The July interest rates report sparked concerns about soaring prices and an overheated economy. However, according to Labor Department data, the majority of the increase can be attributed to just three factors: housing, used automobiles, and gasoline.
In July 2021, both used automobiles and vehicle fuel were 42 percent more costly than they were the previous year at the same time. Housing expenses increased by only three percent, but they had a significant impact on top-line figures. Considering shelter is so important, the administration’s experts give it a higher priority when assessing consumer prices.
Well, Biden may have screwed the pooch on Afghanistan, and the Russian oil pipeline, and inflation, and the border crisis, and rampant crime, and gas prices, and election fraud, but…
…I’m sure we can trust him on Covid! pic.twitter.com/pG3OJq9lGf
— James Woods (@RealJamesWoods) August 17, 2021
The Labor Board believes that costs have increased by 5 percent in the last year
The rapid rise in inflation is reinvigorating old anxieties on Capitol Hill. Fears about hyperinflation have been disregarded, according to Sen. Chuck Grassley, who made the statement earlier this year as worries about price rises began to surface. For those who lived through the 1970s economic stagnation, this sounds awfully familiar.
However, this price increase is not comparable to what occurred in the United States in the 1970s, when prices increased by an average of 7% a year for more than a decade. Energy was a driving factor in that spell of inflation, with abrupt drops in imported oil rising fuel prices, and inflationary pressures.
Joe Biden’s America:
-Afghanistan to the Taliban.
-The border to the cartels
-Energy independence to OPEC
-Strong economy to inflation
-Safe neighborhoods to crime
-And freedom to Dr. Fauci
— Rep. Jim Jordan (@Jim_Jordan) August 17, 2021
Inflation was also more evenly distributed across the industry in 1970, with food, housing, transport, and hospital attention all exceeding 5%. Only transportation accounts for more than 5% of these sectors now.

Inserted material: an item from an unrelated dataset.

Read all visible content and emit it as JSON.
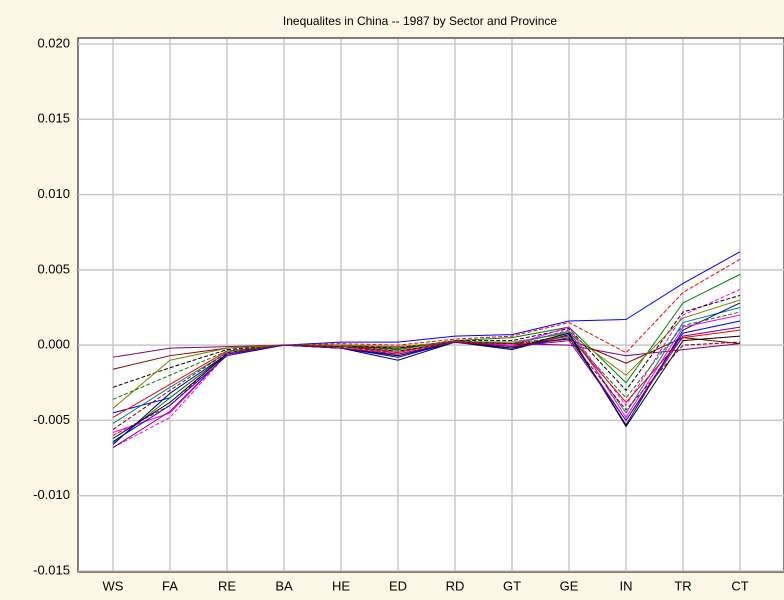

Analysts believe the current bout of inflation is caused by a mix of pent-up consumer demand and supply system constraints, both of which have been worsened by the epidemic.
Individuals are interested in spending on products and services, bolstered by economic savings and stimulus funds. Simultaneously, certain sectors have been hesitant to ramp up output, resulting in higher pricing for limited supplies.
Won’t say I told you so.
But look at those prices.
Inflation rockets to 3.7%. pic.twitter.com/Ypy1CY8WRk
— pierrepoilievre (@PierrePoilievre) August 18, 2021
According to Marshall Reinsdorf, a retired top analyst in the IMF Statistics Department, a considerable proportion of government salaries didn’t actually decrease, but they were prohibited from spending it as they would have otherwise. Forcing people to save could be contributing to the surplus demand.
We Can Look to History for the Answer
A better analogy would be the end of WWII, when the need swiftly rebounded to prewar rates and production struggled to keep up. Americans breathed a sigh of relief once the war ended and rushed out to find products, food, and automobiles that had been considered luxuries only a year before.
Consumption outstripped supply, and hyperinflation soared from 4% to over 20% in less than a year. Inflation began to fall in 1948 as manufacturers resumed normal production rates.Experts predict that price increases for products like secondhand vehicles would be temporary, much as hyperinflation was after WWII.
During the pandemic last year, many rental car firms reduced inventory, stifling the typical flow of rental automobiles to a used automotive market. Inflation will slow when markets begin to recover. Indeed, during March and May, used automobile prices increased by an average of 9% per month, but only by 1% in June.